Unfortunately, their abilities, intelligence and beauty have worked against Goffin’s cockatoos. Birds trapped in the wild became a hot commodity in the illegal animal trade and caused populations in their native ranges to dwindle.
For Zuk, author of Dancing Cockatoos and the Dead Man Test: How Behavior Evolves and Why It Matters, the birds’ amazing abilities raise another intriguing question: How unique are they?

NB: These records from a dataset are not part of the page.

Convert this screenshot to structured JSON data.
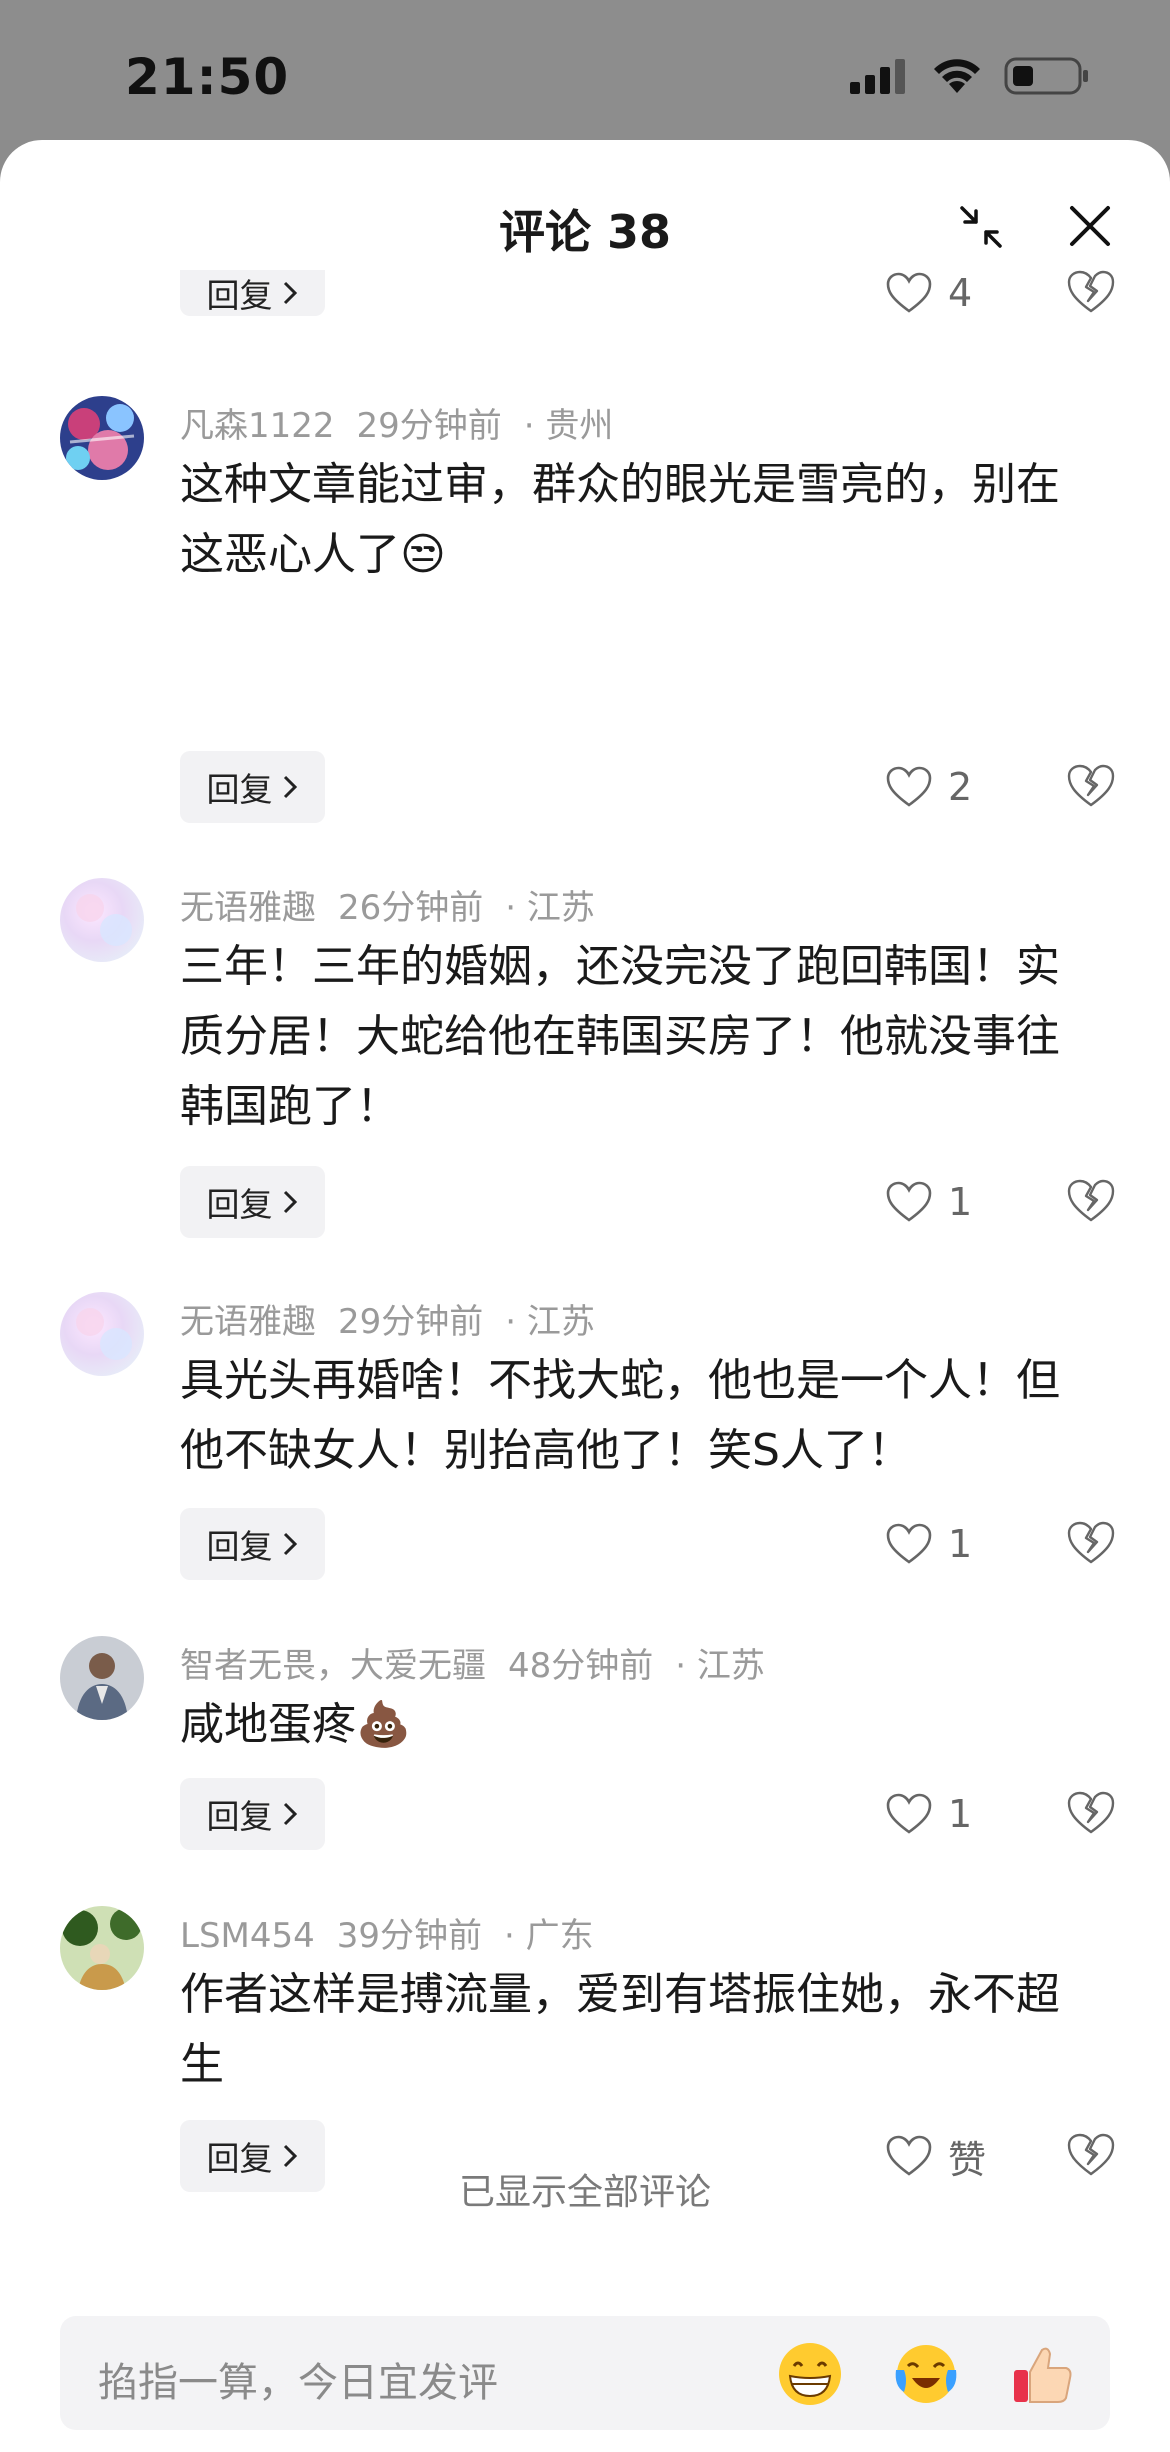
{
  "status_bar": {
    "time": "21:50",
    "icons": [
      "cellular-signal-icon",
      "wifi-icon",
      "battery-icon"
    ]
  },
  "header": {
    "title": "评论 38",
    "collapse_icon": "collapse-arrows-icon",
    "close_icon": "close-icon"
  },
  "top_partial_row": {
    "reply_label": "回复",
    "like_count": "4"
  },
  "comments": [
    {
      "username": "凡森1122",
      "time": "29分钟前",
      "location": "· 贵州",
      "text": "这种文章能过审，群众的眼光是雪亮的，别在这恶心人了😒",
      "reply_label": "回复",
      "like_count": "2"
    },
    {
      "username": "无语雅趣",
      "time": "26分钟前",
      "location": "· 江苏",
      "text": "三年！三年的婚姻，还没完没了跑回韩国！实质分居！大蛇给他在韩国买房了！他就没事往韩国跑了！",
      "reply_label": "回复",
      "like_count": "1"
    },
    {
      "username": "无语雅趣",
      "time": "29分钟前",
      "location": "· 江苏",
      "text": "具光头再婚啥！不找大蛇，他也是一个人！但他不缺女人！别抬高他了！笑S人了！",
      "reply_label": "回复",
      "like_count": "1"
    },
    {
      "username": "智者无畏，大爱无疆",
      "time": "48分钟前",
      "location": "· 江苏",
      "text": "咸地蛋疼💩",
      "reply_label": "回复",
      "like_count": "1"
    },
    {
      "username": "LSM454",
      "time": "39分钟前",
      "location": "· 广东",
      "text": "作者这样是搏流量，爱到有塔振住她，永不超生",
      "reply_label": "回复",
      "like_count": "赞"
    }
  ],
  "footer": {
    "all_shown": "已显示全部评论"
  },
  "input_bar": {
    "placeholder": "掐指一算，今日宜发评",
    "emoji_buttons": [
      "grinning-emoji-icon",
      "crying-laughing-emoji-icon",
      "thumbs-up-emoji-icon"
    ]
  },
  "colors": {
    "status_bar_bg": "#8d8d8d",
    "sheet_bg": "#ffffff",
    "meta_text": "#9a9a9a",
    "reply_bg": "#f2f2f4"
  }
}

“This group has done a phenomenal amount of work with those Goffin’s cockatoos, and it’s fantastic how they are teasing apart some of the components of tool use to understand what it is that’s going on in the brains of these cockatoos,” she says. But what if other animals were presented with the same kinds of thoughtfully constructed and intriguing opportunities to show their stuff?
“Very few animals in the world have been subject to this kind of extensive study,” she adds. “There may be all kinds of extraordinary behaviors out there that we have no clue about.”